Economists love labor-force statistics, those numbers that help them determine all kinds of things about the improving or declining health of the economy — unemployment rates, new jobs, emerging job sectors, and so on. It was unsettling this spring when more than one newspaper headline heralded “The Death of the Summer Job.”
Competition from the College Application
The summer job has long been a way for teens to dip their toes into the workforce, begin to earn paychecks, and start to understand what it means to work for a living. Experts see it as a valuable first step toward becoming a full-time employee and to also begin saving money for your future.
However, labor-force statistics suggest summer jobs may not top the high-school-student priority list. According to the U.S. Department of Labor, last July only 4 in 10 teens were in the labor force, compared with about 7 in 10 in July 1978 – and this is when all the other labor market statistics for older people have been getting stronger.
Teen labor force numbers have been on the decline for decades. Many believe that summer job opportunities have been replaced by internships and volunteering that are thought to strengthen college applications, and lots of extracurricular activities – especially for those kids who have the financial means not to have to work. Paul Harrington, a professor at Drexel University’s Center for Labor Markets and Policy in Philadelphia, and an expert on this issue, told NPR’s The Indicator business podcast on June 29, “The higher education system now, I would argue, punishes high school kids for working because the rewards in high school for college admission are not work-related. They’re…community service, that sort of thing and…extracurricular activities.”
Harrington and others have been lamenting the decline of summer jobs among teens, pointing out that they are invaluable preparation for employment later in life. What’s more, summer jobs teach so many key money skills, from earning a paycheck and learning to understand things like gross pay and net pay, to making choices about saving and spending. Many employers will deposit your paychecks directly into your bank account, a convenience that helps support savings. For those teens that haven’t yet opened an account, this is another summer-job advantage. Now’s the time to open one, as you begin to make smart financial choices for your future.
A big believer in the power of the summer job – as a hands-on financial education, as well as a skills builder – KWHS did some on-the-street research to find teen workers. We are happy to report that in many ways the summer job is alive and well. And we were reminded of another skill that makes the summer job difficult to replace: work ethic. This basically means that you show up on time, work extremely hard, dazzle your employers, and develop an internal drive to succeed, no matter what the task.
Buttered Toast and Better Skills
We recently met Katherine Paulino, a 17-year-old rising senior at Bodine High School for International Affairs in Philadelphia. Paulino is spending a big part of her summer waitressing at the T&N Homemade Kitchen restaurant in Northern Liberties, Pa., U.S. “This is my first job,” says Paulino, who hopes to go to college to major in marketing or management. “I decided to take this job because I’ve never had a real job before, I didn’t have any immediate summer plans, and I wanted to make my own money. My goal is to save enough money to buy a new phone, so I would need a job to do that.”
Paulino’s job duties include taking orders, working the cash register to ring up customers, bagging food and helping the cook in the kitchen, primarily by washing dishes and making buttered toast. “I think I’m learning valuable skills when it comes to working with others,” she says. “I feel like I’ve bettered my collaborative skills and communication skills. In school I’m working with people my age, which is fine but can become repetitive and can only teach me so much. At my job, I am the youngest person there and that factor has not been an issue so far. But it’s nice to work with someone with a different mind set than you. Also, I am gaining more things to put on my résumé. When I get to college, I will be able to say I’ve had a job before and know how to be a cashier, so I can get a job more smoothly. To earn my own paycheck is really satisfying and makes me feel accomplished. I work hard and I do my job very well, so I know I deserve to be there and earn my own money.”

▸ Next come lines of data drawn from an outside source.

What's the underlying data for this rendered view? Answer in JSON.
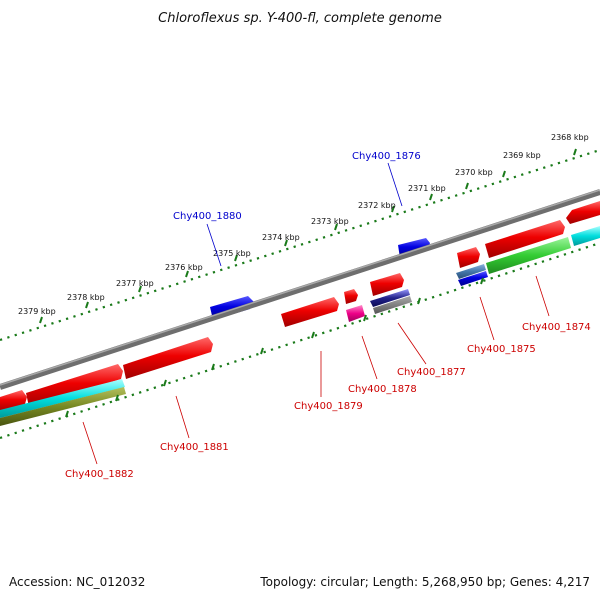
{
  "title": "Chloroflexus sp. Y-400-fl, complete genome",
  "footer": {
    "accession": "Accession: NC_012032",
    "summary": "Topology: circular; Length: 5,268,950 bp; Genes: 4,217"
  },
  "scale_labels": [
    "2368 kbp",
    "2369 kbp",
    "2370 kbp",
    "2371 kbp",
    "2372 kbp",
    "2373 kbp",
    "2374 kbp",
    "2375 kbp",
    "2376 kbp",
    "2377 kbp",
    "2378 kbp",
    "2379 kbp"
  ],
  "gene_labels": {
    "top": [
      "Chy400_1876",
      "Chy400_1880"
    ],
    "bottom": [
      "Chy400_1874",
      "Chy400_1875",
      "Chy400_1877",
      "Chy400_1878",
      "Chy400_1879",
      "Chy400_1881",
      "Chy400_1882"
    ]
  },
  "colors": {
    "backbone": "#808080",
    "forward_feature": "#0000e0",
    "cds": "#ee0000",
    "cds_label": "#cc0000",
    "top_label": "#0000cc",
    "tick": "#1a7a1a",
    "magenta_feature": "#ee0088",
    "green_feature": "#33cc33",
    "cyan_feature": "#00dddd",
    "olive_feature": "#778822"
  }
}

While Paulino has more of a traditional summer job, it’s important to remember that you have lots of options to enter the workforce. Candace Fowler, a long-time saver and a writer for Money Crashers, a personal finance blog, says, “Working part-time, even if that just means taking on irregular gigs when you’re not in class or working toward your academic goals, is crucial to your efforts to build a savings cushion before and during college.”
Fowler adds, “Look for opportunities that play to your personal or academic strengths. If you have a knack for writing or graphic design, look for freelance projects in those fields. If you’re a gifted communicator, seek out tutoring work in your strongest academic disciplines. None of these opportunities need to monopolize your time. Those requiring specialized knowledge, such as tutoring, pay significantly more than minimum wage, meaning you can earn a decent paycheck with as few as 10 to 15 hours of effort per week.”
It’s not too late to get a job this summer, which is an enrichment program with long-term employment and financial-literacy benefits. Where will you work?
Do you work a summer job? Is it a valuable experience? Why or why not?
How do you feel about the argument that fewer teens, especially those with money, are working jobs because they are doing activities to bolster their college applications? Do you feel they're missing out?
High school is a particularly important time to begin developing money skills so you can make informed decisions later about your finances. Are the activities that you choose to do outside of school helping to build your financial literacy? Share your experiences in the comments section of this article.